Obviously, since it is a supervised learning approach, it requires that the past work of the compliance officer is present, therefore she has to spend a sufficient time and effort on the alarms classification. We cannot go to a newly opened office and tell: “OK we can solve your problem with ML!”. It requires that the people of the office put their efforts for a time that is sufficient to collect a dataset large enough to train the ML algo.

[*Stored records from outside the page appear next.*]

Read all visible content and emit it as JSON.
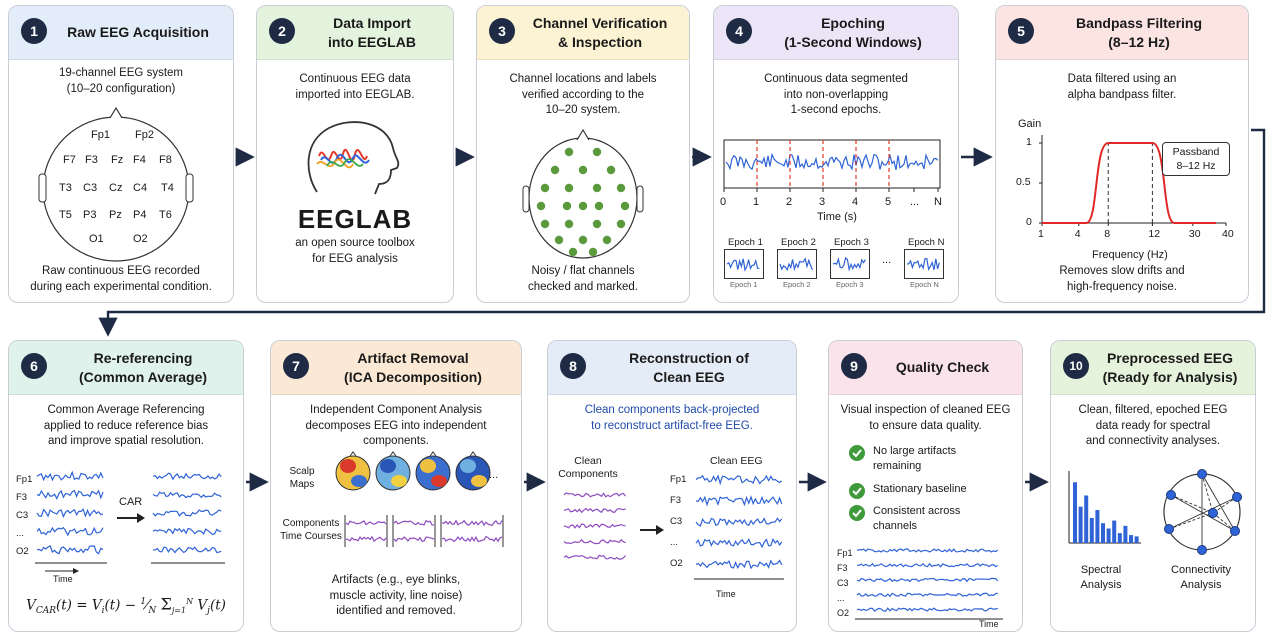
{
  "steps": [
    {
      "num": "1",
      "title": "Raw EEG Acquisition",
      "header_color": "#e3ecf9",
      "desc_top": "19-channel EEG system\n(10–20 configuration)",
      "desc_bottom": "Raw continuous EEG recorded\nduring each experimental condition.",
      "electrodes": [
        "Fp1",
        "Fp2",
        "F7",
        "F3",
        "Fz",
        "F4",
        "F8",
        "T3",
        "C3",
        "Cz",
        "C4",
        "T4",
        "T5",
        "P3",
        "Pz",
        "P4",
        "T6",
        "O1",
        "O2"
      ]
    },
    {
      "num": "2",
      "title": "Data Import\ninto EEGLAB",
      "header_color": "#e4f3de",
      "desc_top": "Continuous EEG data\nimported into EEGLAB.",
      "logo": "EEGLAB",
      "desc_bottom": "an open source toolbox\nfor EEG analysis"
    },
    {
      "num": "3",
      "title": "Channel Verification\n& Inspection",
      "header_color": "#fbf3d3",
      "desc_top": "Channel locations and labels\nverified according to the\n10–20 system.",
      "desc_bottom": "Noisy / flat channels\nchecked and marked."
    },
    {
      "num": "4",
      "title": "Epoching\n(1-Second Windows)",
      "header_color": "#ece5f7",
      "desc_top": "Continuous data segmented\ninto non-overlapping\n1-second epochs.",
      "xticks": [
        "0",
        "1",
        "2",
        "3",
        "4",
        "5",
        "...",
        "N"
      ],
      "xlabel": "Time (s)",
      "epochs": [
        "Epoch 1",
        "Epoch 2",
        "Epoch 3",
        "...",
        "Epoch N"
      ],
      "epoch_sub": [
        "Epoch 1",
        "Epoch 2",
        "Epoch 3",
        "Epoch N"
      ]
    },
    {
      "num": "5",
      "title": "Bandpass Filtering\n(8–12 Hz)",
      "header_color": "#fbe4e2",
      "desc_top": "Data filtered using an\nalpha bandpass filter.",
      "gain_label": "Gain",
      "yticks": [
        "1",
        "0.5",
        "0"
      ],
      "xticks": [
        "1",
        "4",
        "8",
        "12",
        "30",
        "40"
      ],
      "xlabel": "Frequency (Hz)",
      "passband": "Passband\n8–12 Hz",
      "desc_bottom": "Removes slow drifts and\nhigh-frequency noise."
    },
    {
      "num": "6",
      "title": "Re-referencing\n(Common Average)",
      "header_color": "#e0f2ec",
      "desc_top": "Common Average Referencing\napplied to reduce reference bias\nand improve spatial resolution.",
      "channels": [
        "Fp1",
        "F3",
        "C3",
        "...",
        "O2"
      ],
      "car_label": "CAR",
      "time_label": "Time",
      "formula": "V_CAR(t) = V_i(t) − (1/N) Σ_{j=1}^{N} V_j(t)"
    },
    {
      "num": "7",
      "title": "Artifact Removal\n(ICA Decomposition)",
      "header_color": "#fbe9d5",
      "desc_top": "Independent Component Analysis\ndecomposes EEG into independent\ncomponents.",
      "maps_label": "Scalp\nMaps",
      "tc_label": "Components\nTime Courses",
      "desc_bottom": "Artifacts (e.g., eye blinks,\nmuscle activity, line noise)\nidentified and removed."
    },
    {
      "num": "8",
      "title": "Reconstruction of\nClean EEG",
      "header_color": "#e4ecf7",
      "desc_top": "Clean components back-projected\nto reconstruct artifact-free EEG.",
      "clean_comp": "Clean\nComponents",
      "clean_eeg": "Clean EEG",
      "channels": [
        "Fp1",
        "F3",
        "C3",
        "...",
        "O2"
      ],
      "time_label": "Time"
    },
    {
      "num": "9",
      "title": "Quality Check",
      "header_color": "#fbe3ec",
      "desc_top": "Visual inspection of cleaned EEG\nto ensure data quality.",
      "checks": [
        "No large artifacts\nremaining",
        "Stationary baseline",
        "Consistent across\nchannels"
      ],
      "channels": [
        "Fp1",
        "F3",
        "C3",
        "...",
        "O2"
      ],
      "time_label": "Time"
    },
    {
      "num": "10",
      "title": "Preprocessed EEG\n(Ready for Analysis)",
      "header_color": "#e6f3dc",
      "desc_top": "Clean, filtered, epoched EEG\ndata ready for spectral\nand connectivity analyses.",
      "spectral": "Spectral\nAnalysis",
      "connectivity": "Connectivity\nAnalysis",
      "bars": [
        0.92,
        0.55,
        0.72,
        0.38,
        0.5,
        0.3,
        0.22,
        0.34,
        0.15,
        0.26,
        0.12,
        0.1
      ]
    }
  ]
}
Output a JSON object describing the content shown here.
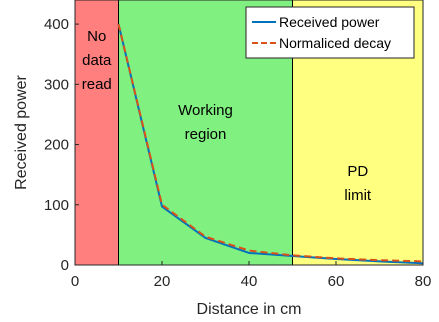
{
  "chart_data": {
    "type": "line",
    "title": "",
    "xlabel": "Distance in cm",
    "ylabel": "Received power",
    "xlim": [
      0,
      80
    ],
    "ylim": [
      0,
      440
    ],
    "xticks": [
      0,
      20,
      40,
      60,
      80
    ],
    "yticks": [
      0,
      100,
      200,
      300,
      400
    ],
    "grid": false,
    "legend_position": "top-right",
    "x": [
      10,
      20,
      30,
      40,
      50,
      60,
      70,
      80
    ],
    "series": [
      {
        "name": "Received power",
        "color": "#0072BD",
        "style": "solid",
        "values": [
          400,
          97,
          45,
          20,
          15,
          10,
          6,
          3
        ]
      },
      {
        "name": "Normaliced decay",
        "color": "#D95319",
        "style": "dashed",
        "values": [
          400,
          100,
          47,
          24,
          16,
          11,
          8,
          6
        ]
      }
    ],
    "regions": [
      {
        "label_lines": [
          "No",
          "data",
          "read"
        ],
        "x_range": [
          0,
          10
        ],
        "color": "#FF7F7F"
      },
      {
        "label_lines": [
          "Working",
          "region"
        ],
        "x_range": [
          10,
          50
        ],
        "color": "#80F080"
      },
      {
        "label_lines": [
          "PD",
          "limit"
        ],
        "x_range": [
          50,
          80
        ],
        "color": "#FFFF80"
      }
    ]
  }
}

The good news is that the RISK and WORK metrics allow to assess the RFA at any moment, being able to make confident judgments about whether the ML algo is ready for production.
We also evaluated the ‘transfer learning approach’. It consists in training the algo on the dataset of a Bank1 and then supply the Bank2, the one with the newly set up office, with an already-trained-RFA.
In our experiment we tested how the RFAs, for which we presented the results in this post, would behave if called to classify alarms generated by a different bank. To this end, we collected alarms of another tier one European Bank, but we found that the RFAs don’t perform well. The point seems to be that the compliance officers are using different criteria for the classification: the RFA that has learned to classify according to the methods of the first bank is in fact not able to classify the alarms of the second bank. The inspection of a trained RFA allows to see this evidence: the ‘feature importance’ of, for example, the LDG pattern for the two banks shows a different ranking of the features implied in the alarm messages.
We can conclude here this series of post. We have shown how the ML approach can be promising to solve the problem of false positives alarms in market abuse detection for a compliance officer with a past story of activity in this task. We showed how much work could be saved by adopting ML at the expense of a minimum risk for almost all the patterns.